Former church youth leader gets 12 years in DOC for aggravated criminal sexual abuse of two minors


Isaiah Mikkelson looks at his parents as bailiff John Ervin puts on his handcuffs. — Photo by J. Robert Gough

QUINCY — As he prepared to sentence Isaiah Mikkelson Friday morning, Judge Tad Brenner took a moment to discuss sexual abuse occurring in church settings.

“That any religious institution does not have policies and procedures and education in place to prevent situations like this from happening is absolutely appalling,” Brenner said. “That is a situation which is beyond my jurisdiction and beyond the jurisdiction of a secular court, but it is something that I feel compelled to say in terms of Mr. Mikkelson.”

Brenner then sentenced Mikkelson, 22, a former youth leader at Hope Lutheran Church in Quincy, to 12 years in the Illinois Department of Corrections. He pled guilty to two counts of aggravated criminal sexual abuse with a person under the age of 18 on Sept. 26.

“What I see is grooming of these two young ladies went on for a very long period of time,” Brenner said. “There were multiple incidents of the position being taken advantage of, and granted, that is an element of the offense to which you have pled guilty, but the position was huge.

“There is a statutory factor in aggravation as to whether a crime was committed in a church, and it appears as though that was the case. … We are dealing with children who were victimized. They were inappropriately touched.
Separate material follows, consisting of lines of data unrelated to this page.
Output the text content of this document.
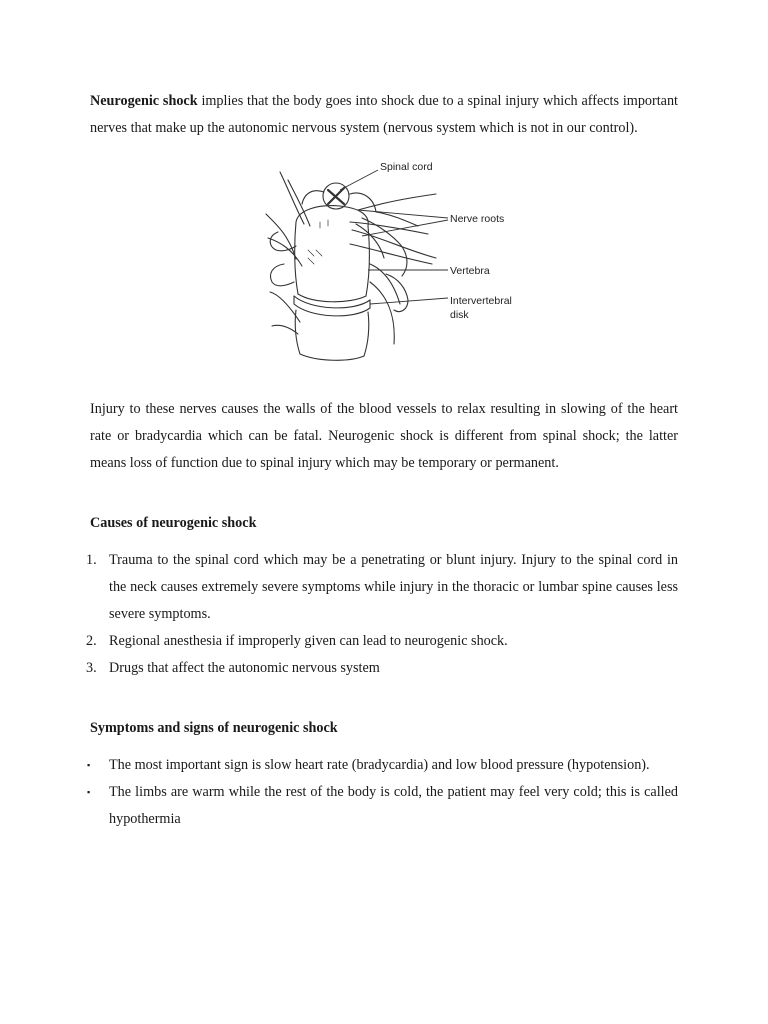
Neurogenic shock implies that the body goes into shock due to a spinal injury which affects important nerves that make up the autonomic nervous system (nervous system which is not in our control).

Spinal cord
Nerve roots
Vertebra
Intervertebral
disk

Injury to these nerves causes the walls of the blood vessels to relax resulting in slowing of the heart rate or bradycardia which can be fatal. Neurogenic shock is different from spinal shock; the latter means loss of function due to spinal injury which may be temporary or permanent.

Causes of neurogenic shock
1. Trauma to the spinal cord which may be a penetrating or blunt injury. Injury to the spinal cord in the neck causes extremely severe symptoms while injury in the thoracic or lumbar spine causes less severe symptoms.
2. Regional anesthesia if improperly given can lead to neurogenic shock.
3. Drugs that affect the autonomic nervous system
Symptoms and signs of neurogenic shock
▪ The most important sign is slow heart rate (bradycardia) and low blood pressure (hypotension).
▪ The limbs are warm while the rest of the body is cold, the patient may feel very cold; this is called hypothermia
They were encouraged to make videos and take photographs of themselves. They will be traumatized forever.”

Mikkelson read a statement, apologizing for his actions.

“I will do everything I can be a faithful member of the church again,” Mikkelson said. “I’m committed to making changes in my life to ensure that I never make the same mistake again. I’m currently attending and will continue to attend counseling for my own mental health. I’m attending a weekly adult Bible study, as well as a weekly men’s group where I have a wonderful support group that encourages me. It’s helping me walk through life.

“Moving forward, I plan on getting a full-time job and being a productive member of society again in the area of landscaping, warehouse work and gardening, which I all enjoy very much. I love to volunteer at various events and enjoy supporting my community.”

Brenner suggested he not enter the ministry in the future.

“Mr. Mikkelson, you should never have even considered ministry,” the judge bluntly said. “I don’t know if anyone has told you that you should not. You are a convicted sex offender. Nobody wants you near their child, regardless of the changes you make. That needs to be out of your head. Permanently. I’m not telling you to lose faith, but I’m telling you that you are not called to ministry. You need to hear that.”

Mikkelson, 3340 Wynstone Drive, could have received up to 14 years for the offenses following a plea deal with the Adams County State’s Attorney’s office. His two six-year sentences will run consecutively.

Assistant State’s Attorney Laura Keck asked for the full 14 years on behalf the two victims, who were 14 and 15 years old.

“A church should be a refuge. It should be a place of trust,” Keck said. “And the people in the church, those people are supposed to be the people who show us, they show those teenage girls, God’s love and understanding. They’re supposed to be the people who are God’s representatives on this earth and that we’re supposed to be able to trust them, to show God to those people to those young girls. But when you go to them in your moments of weakness and vulnerability to trust them, and those representatives abused that trust, they take advantage of your vulnerability for their own disgusting purposes. What is the court system to do?

“I’m asking you that Mr. Mikkelson receive the full 14-year sentence. … When people take advantage of teenage girls who are in their youth group, they need to be punished and the public needs to be protected. We need to make sure that other people who think it’s a good idea to be in those positions of power that they know what’s going to happen if they abuse that power.”

Keck also called upon Quincy Police Department Det. Taylor Dralle to read one of the victim impact statements.

“I just want to say you have put me through so much stress and anxiety throughout this case,” Dralle read from the letter. “We should have never had to go through that, but you got us to trust you and you’ve manipulated our trust to use against use it against us.

“I just hope they find out what you did while you’re in prison. Just know I will never forgive you for what you did. I hope nobody will ever be able to see you the same after this. Anyway, thank you for my anxiety, depression and ability to not being able to trust anyone fully ever again.”

The victim’s mother also gave a statement, saying Mikkelson was supposed to be “praying with” these young girls but instead he chose to “prey upon” them.

In exchange for the plea, two other counts of aggravated sexual abuse with a person under the age of 18, one count of criminal sexual assault and two counts of child pornography (soliciting a person under the age of 18 to appear in a visual production involving an act of masturbation) were dismissed.

An investigation began in January after law enforcement agencies were contacted by a parent of a juvenile who had disclosed possible sexual abuse by Mikkelson. During the investigation, multiple juveniles were interviewed at the Child Advocacy Center about alleged abuse. An arrest warrant was issued Feb. 24 for Mikkelson, and he was arrested March 9.

Keck had provided evidence of Mikkelson touching the vaginas of two girls under the age of 18 during September’s plea hearing.